Craft your own “YES” when you are told “NO”

On Learning from Setbacks.

Rejection can be tough to handle.

As medics we are not always that great at dealing with it.

From medical school to foundation years and beyond, there is often a comfort which arises from doing what we know –  passing exams, accruing knowledge and stepping into jobs which are pretty much guaranteed. As long as we stick to the well-trodden path, there’s rarely much to truly upset the balance of things.

And so getting yourself out there when breaking into another sector can feel daunting. Suddenly you feel exposed and vulnerable. And in the push to get your idea out there, rejection is part of it.

Interestingly though, rejection (or perceived rejection) can then become an opportunity to be creative, to improve, take on feedback and a chance to look inwards and really ask yourself why you are doing what you are doing.

Because if you are not fully aligned with what you are doing, it might be hard to stomach the next bit of advice that one of my mentors recently gave me, when discussing a recent setback: 

It’s a numbers game. Expect 100 rejections before you get your ‘yes’. Toughen up, it’s part of the process’.

100. 

Ouch.

But instead of taking it as an absolute, approaching rejection with a curiosity and a creativity can take you on an interesting journey and can even start to be fun. 

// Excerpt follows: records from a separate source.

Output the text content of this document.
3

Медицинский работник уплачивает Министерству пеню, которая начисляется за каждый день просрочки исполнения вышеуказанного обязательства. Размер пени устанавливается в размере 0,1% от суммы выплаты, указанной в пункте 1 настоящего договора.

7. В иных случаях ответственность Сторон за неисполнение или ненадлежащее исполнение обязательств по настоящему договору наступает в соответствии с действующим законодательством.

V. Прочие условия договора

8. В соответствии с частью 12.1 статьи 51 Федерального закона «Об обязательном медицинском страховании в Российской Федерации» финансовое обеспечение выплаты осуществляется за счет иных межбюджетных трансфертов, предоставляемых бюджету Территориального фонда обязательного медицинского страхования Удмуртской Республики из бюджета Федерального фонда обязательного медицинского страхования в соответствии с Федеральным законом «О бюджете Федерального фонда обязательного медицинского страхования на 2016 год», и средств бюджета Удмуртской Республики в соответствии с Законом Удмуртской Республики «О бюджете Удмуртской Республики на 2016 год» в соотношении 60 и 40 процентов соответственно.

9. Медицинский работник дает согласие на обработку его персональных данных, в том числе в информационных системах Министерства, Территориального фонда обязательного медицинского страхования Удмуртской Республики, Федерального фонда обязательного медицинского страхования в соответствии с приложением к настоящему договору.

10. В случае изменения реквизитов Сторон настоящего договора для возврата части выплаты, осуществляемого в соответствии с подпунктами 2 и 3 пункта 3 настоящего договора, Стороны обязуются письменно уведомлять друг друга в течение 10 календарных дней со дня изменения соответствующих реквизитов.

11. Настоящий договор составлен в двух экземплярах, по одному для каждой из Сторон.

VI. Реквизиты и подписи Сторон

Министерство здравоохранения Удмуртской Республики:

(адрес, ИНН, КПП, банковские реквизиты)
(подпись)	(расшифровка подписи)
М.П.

For me part of ‘toughening up’ process involves the  re-examination of the ‘why?’. If you are confident in the ‘why’ of what you are doing, it then becomes easier to craft your own ‘yes’ around the setbacks and rejections. 

And it gets quite fun.

And so when you hear ‘no’ unexpectedly, I would encourage you to get creative.

Be open.

Take on all feedback. (If you get rejected without feedback, ask for feedback)

Tweak and improve.

 Pitch again.

 Upgrade your current version. 

Burn the midnight oil.

 Do your homework.

Craft your own yes.

It does pay off. And often in amazing and surprising ways that you may never have imagined in the first place.